The recipe supports the following options:

eggs
List of eggs which should be included in the omelette.
location
(optional) Override the directory in which the omelette is created (default is parts/[name of buildout part])
ignore-develop
(optional) Ignore eggs that you are currently developing (listed in ${buildout:develop}). Default is False
ignores
(optional) List of eggs to ignore when preparing your omelette.
packages
List of Python packages whose contents should be included in the omelette. Each line should be in the format [packages_location] [target_directory], where packages_location is the real location of the packages, and target_directory is the (relative) location where the package should be inserted into the omelette (defaults to Products/). Example: packages = ${buildout:directory}/lib/python3.13/site-packages ./
products
(optional) List of old Zope 2-style products directories whose contents should be included in the omelette, one per line. (For backwards-compatibility -- equivalent to using packages with Products as the target directory.)

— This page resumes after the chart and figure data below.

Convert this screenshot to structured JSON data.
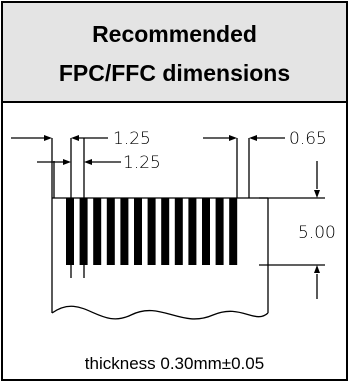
{
  "header": {
    "title_line1": "Recommended",
    "title_line2": "FPC/FFC dimensions"
  },
  "dimensions": {
    "pitch_outer": "1.25",
    "pitch_inner": "1.25",
    "edge_offset": "0.65",
    "contact_length": "5.00"
  },
  "caption": "thickness 0.30mm±0.05",
  "colors": {
    "header_bg": "#e4e4e4",
    "stroke": "#000000"
  }
}
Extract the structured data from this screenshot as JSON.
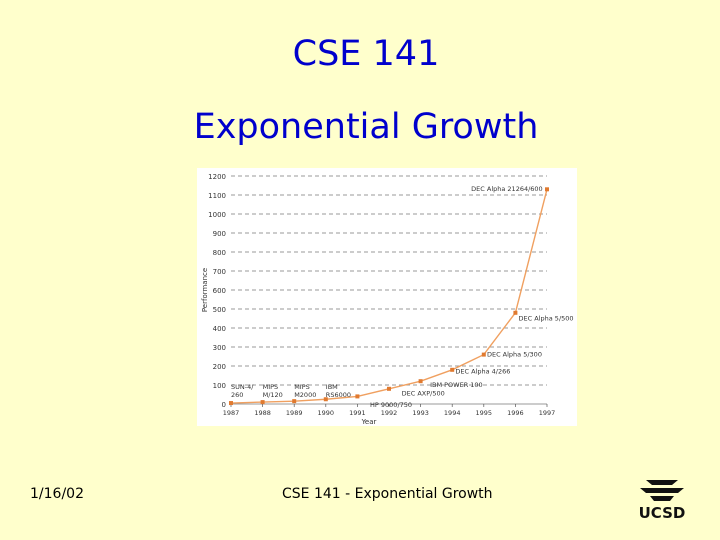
{
  "slide": {
    "course_title": "CSE 141",
    "title": "Exponential Growth",
    "footer_date": "1/16/02",
    "footer_center": "CSE 141 - Exponential Growth",
    "logo_text": "UCSD"
  },
  "colors": {
    "background": "#ffffcc",
    "title": "#0000cc",
    "series": "#f0a060",
    "marker": "#e07a30"
  },
  "chart_data": {
    "type": "line",
    "xlabel": "Year",
    "ylabel": "Performance",
    "xlim": [
      1987,
      1997
    ],
    "ylim": [
      0,
      1200
    ],
    "grid": true,
    "x_ticks": [
      "1987",
      "1988",
      "1989",
      "1990",
      "1991",
      "1992",
      "1993",
      "1994",
      "1995",
      "1996",
      "1997"
    ],
    "y_ticks": [
      0,
      100,
      200,
      300,
      400,
      500,
      600,
      700,
      800,
      900,
      1000,
      1100,
      1200
    ],
    "series": [
      {
        "x": [
          1987,
          1988,
          1989,
          1990,
          1991,
          1992,
          1993,
          1994,
          1995,
          1996,
          1997
        ],
        "y": [
          5,
          10,
          15,
          25,
          40,
          80,
          120,
          180,
          260,
          480,
          1130
        ]
      }
    ],
    "annotations": [
      {
        "lines": [
          "SUN-4/",
          "260"
        ],
        "x": 1987,
        "y": 80,
        "anchor": "start"
      },
      {
        "lines": [
          "MIPS",
          "M/120"
        ],
        "x": 1988,
        "y": 80,
        "anchor": "start"
      },
      {
        "lines": [
          "MIPS",
          "M2000"
        ],
        "x": 1989,
        "y": 80,
        "anchor": "start"
      },
      {
        "lines": [
          "IBM",
          "RS6000"
        ],
        "x": 1990,
        "y": 80,
        "anchor": "start"
      },
      {
        "lines": [
          "HP 9000/750"
        ],
        "x": 1991.4,
        "y": -15,
        "anchor": "start"
      },
      {
        "lines": [
          "DEC AXP/500"
        ],
        "x": 1992.4,
        "y": 45,
        "anchor": "start"
      },
      {
        "lines": [
          "IBM POWER 100"
        ],
        "x": 1993.3,
        "y": 90,
        "anchor": "start"
      },
      {
        "lines": [
          "DEC Alpha 4/266"
        ],
        "x": 1994.1,
        "y": 160,
        "anchor": "start"
      },
      {
        "lines": [
          "DEC Alpha 5/300"
        ],
        "x": 1995.1,
        "y": 250,
        "anchor": "start"
      },
      {
        "lines": [
          "DEC Alpha 5/500"
        ],
        "x": 1996.1,
        "y": 440,
        "anchor": "start"
      },
      {
        "lines": [
          "DEC Alpha 21264/600"
        ],
        "x": 1994.6,
        "y": 1120,
        "anchor": "start"
      }
    ]
  }
}
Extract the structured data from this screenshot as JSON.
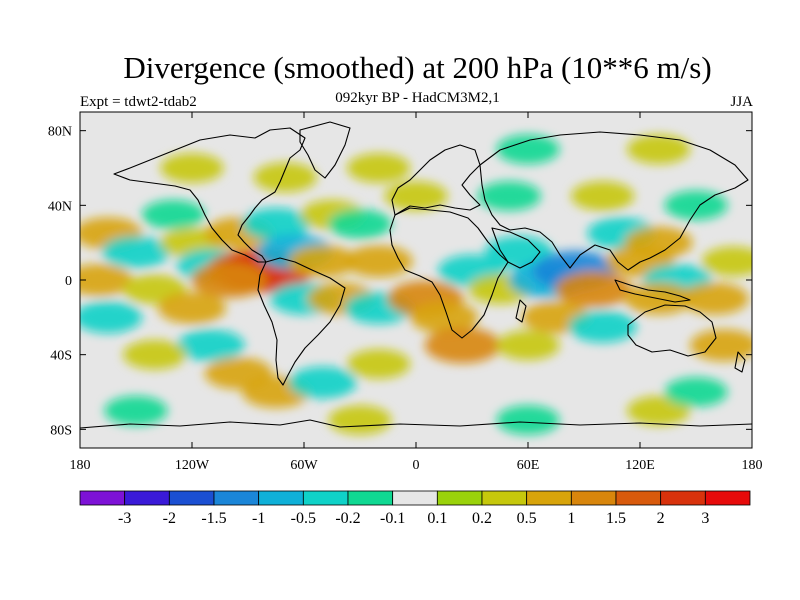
{
  "chart_data": {
    "type": "heatmap",
    "title": "Divergence (smoothed) at 200 hPa (10**6 m/s)",
    "subtitle": "092kyr BP - HadCM3M2,1",
    "experiment_label": "Expt = tdwt2-tdab2",
    "season": "JJA",
    "xlim": [
      -180,
      180
    ],
    "ylim": [
      -90,
      90
    ],
    "x_ticks": [
      {
        "value": -180,
        "label": "180"
      },
      {
        "value": -120,
        "label": "120W"
      },
      {
        "value": -60,
        "label": "60W"
      },
      {
        "value": 0,
        "label": "0"
      },
      {
        "value": 60,
        "label": "60E"
      },
      {
        "value": 120,
        "label": "120E"
      },
      {
        "value": 180,
        "label": "180"
      }
    ],
    "y_ticks": [
      {
        "value": 80,
        "label": "80N"
      },
      {
        "value": 40,
        "label": "40N"
      },
      {
        "value": 0,
        "label": "0"
      },
      {
        "value": -40,
        "label": "40S"
      },
      {
        "value": -80,
        "label": "80S"
      }
    ],
    "colorbar": {
      "boundaries": [
        "-3",
        "-2",
        "-1.5",
        "-1",
        "-0.5",
        "-0.2",
        "-0.1",
        "0.1",
        "0.2",
        "0.5",
        "1",
        "1.5",
        "2",
        "3"
      ],
      "colors": [
        "#7d12d6",
        "#3a1ad8",
        "#1b4fd2",
        "#1b86d8",
        "#0fb0d8",
        "#0fd2c8",
        "#10d892",
        "#e6e6e6",
        "#9ad20a",
        "#c6c80c",
        "#d8a40a",
        "#d8860c",
        "#d85a0c",
        "#d8320c",
        "#e60a0a"
      ]
    },
    "field_regions": [
      {
        "lon": -165,
        "lat": 25,
        "value": 0.5
      },
      {
        "lon": -150,
        "lat": 15,
        "value": -0.5
      },
      {
        "lon": -170,
        "lat": 0,
        "value": 0.5
      },
      {
        "lon": -140,
        "lat": -5,
        "value": 0.2
      },
      {
        "lon": -165,
        "lat": -20,
        "value": -0.5
      },
      {
        "lon": -130,
        "lat": 35,
        "value": -0.2
      },
      {
        "lon": -120,
        "lat": 20,
        "value": 0.2
      },
      {
        "lon": -110,
        "lat": 8,
        "value": -0.5
      },
      {
        "lon": -90,
        "lat": 5,
        "value": 1.5
      },
      {
        "lon": -80,
        "lat": 5,
        "value": 2
      },
      {
        "lon": -100,
        "lat": 0,
        "value": 1
      },
      {
        "lon": -95,
        "lat": 25,
        "value": 0.5
      },
      {
        "lon": -75,
        "lat": 30,
        "value": -0.5
      },
      {
        "lon": -65,
        "lat": 15,
        "value": -1
      },
      {
        "lon": -50,
        "lat": 10,
        "value": 0.5
      },
      {
        "lon": -45,
        "lat": 35,
        "value": 0.2
      },
      {
        "lon": -30,
        "lat": 30,
        "value": -0.2
      },
      {
        "lon": -20,
        "lat": 10,
        "value": 0.5
      },
      {
        "lon": -60,
        "lat": -10,
        "value": -0.5
      },
      {
        "lon": -40,
        "lat": -10,
        "value": 0.5
      },
      {
        "lon": -120,
        "lat": -15,
        "value": 0.5
      },
      {
        "lon": -110,
        "lat": -35,
        "value": -0.5
      },
      {
        "lon": -140,
        "lat": -40,
        "value": 0.2
      },
      {
        "lon": -95,
        "lat": -50,
        "value": 0.5
      },
      {
        "lon": -75,
        "lat": -60,
        "value": 0.5
      },
      {
        "lon": -50,
        "lat": -55,
        "value": -0.5
      },
      {
        "lon": -20,
        "lat": -45,
        "value": 0.2
      },
      {
        "lon": -20,
        "lat": -15,
        "value": -0.5
      },
      {
        "lon": 5,
        "lat": -10,
        "value": 1
      },
      {
        "lon": 15,
        "lat": -20,
        "value": 0.5
      },
      {
        "lon": 25,
        "lat": -35,
        "value": 1
      },
      {
        "lon": 30,
        "lat": 5,
        "value": -0.5
      },
      {
        "lon": 45,
        "lat": -5,
        "value": 0.2
      },
      {
        "lon": 55,
        "lat": 15,
        "value": -0.5
      },
      {
        "lon": 70,
        "lat": 0,
        "value": -1
      },
      {
        "lon": 85,
        "lat": 5,
        "value": -1.5
      },
      {
        "lon": 95,
        "lat": -5,
        "value": 1
      },
      {
        "lon": 75,
        "lat": -20,
        "value": 0.5
      },
      {
        "lon": 100,
        "lat": -25,
        "value": -0.5
      },
      {
        "lon": 60,
        "lat": -35,
        "value": 0.2
      },
      {
        "lon": 110,
        "lat": 25,
        "value": -0.5
      },
      {
        "lon": 120,
        "lat": 10,
        "value": 0.5
      },
      {
        "lon": 130,
        "lat": 20,
        "value": 0.5
      },
      {
        "lon": 140,
        "lat": 0,
        "value": -0.5
      },
      {
        "lon": 130,
        "lat": -10,
        "value": 0.5
      },
      {
        "lon": 160,
        "lat": -10,
        "value": 0.5
      },
      {
        "lon": 165,
        "lat": -35,
        "value": 0.5
      },
      {
        "lon": 170,
        "lat": 10,
        "value": 0.2
      },
      {
        "lon": 150,
        "lat": 40,
        "value": -0.2
      },
      {
        "lon": 100,
        "lat": 45,
        "value": 0.2
      },
      {
        "lon": 50,
        "lat": 45,
        "value": -0.2
      },
      {
        "lon": 0,
        "lat": 45,
        "value": 0.2
      },
      {
        "lon": -20,
        "lat": 60,
        "value": 0.2
      },
      {
        "lon": -70,
        "lat": 55,
        "value": 0.2
      },
      {
        "lon": -120,
        "lat": 60,
        "value": 0.2
      },
      {
        "lon": 60,
        "lat": 70,
        "value": -0.2
      },
      {
        "lon": 130,
        "lat": 70,
        "value": 0.2
      },
      {
        "lon": -150,
        "lat": -70,
        "value": -0.2
      },
      {
        "lon": -30,
        "lat": -75,
        "value": 0.2
      },
      {
        "lon": 60,
        "lat": -75,
        "value": -0.2
      },
      {
        "lon": 130,
        "lat": -70,
        "value": 0.2
      },
      {
        "lon": 150,
        "lat": -60,
        "value": -0.2
      }
    ]
  }
}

Using omelette with zipped eggs

Omelette doesn't currently know how to deal with eggs that are zipped. If it encounters one, you'll see a warning something like the following:

omelette: Warning: (While processing egg elementtree) Egg contents not found at
/Users/davidg/.buildout/eggs/elementtree-1.2.7_20070827_preview-py2.4.egg/elementtree.  Skipping.

You can tell buildout to unzip all eggs by setting the unzip = true flag in the [buildout] section. (Note that this will only take effect for eggs downloaded after the flag is set.)

Running the tests

Just grab the recipe from git and run:

tox -p auto

Known issue: The tests run buildout in a separate process, so it's currently impossible to put a pdb breakpoint in the recipe and debug during the test. If you need to do this, set up another buildout which installs an omelette part and includes collective.recipe.omelette as a development egg.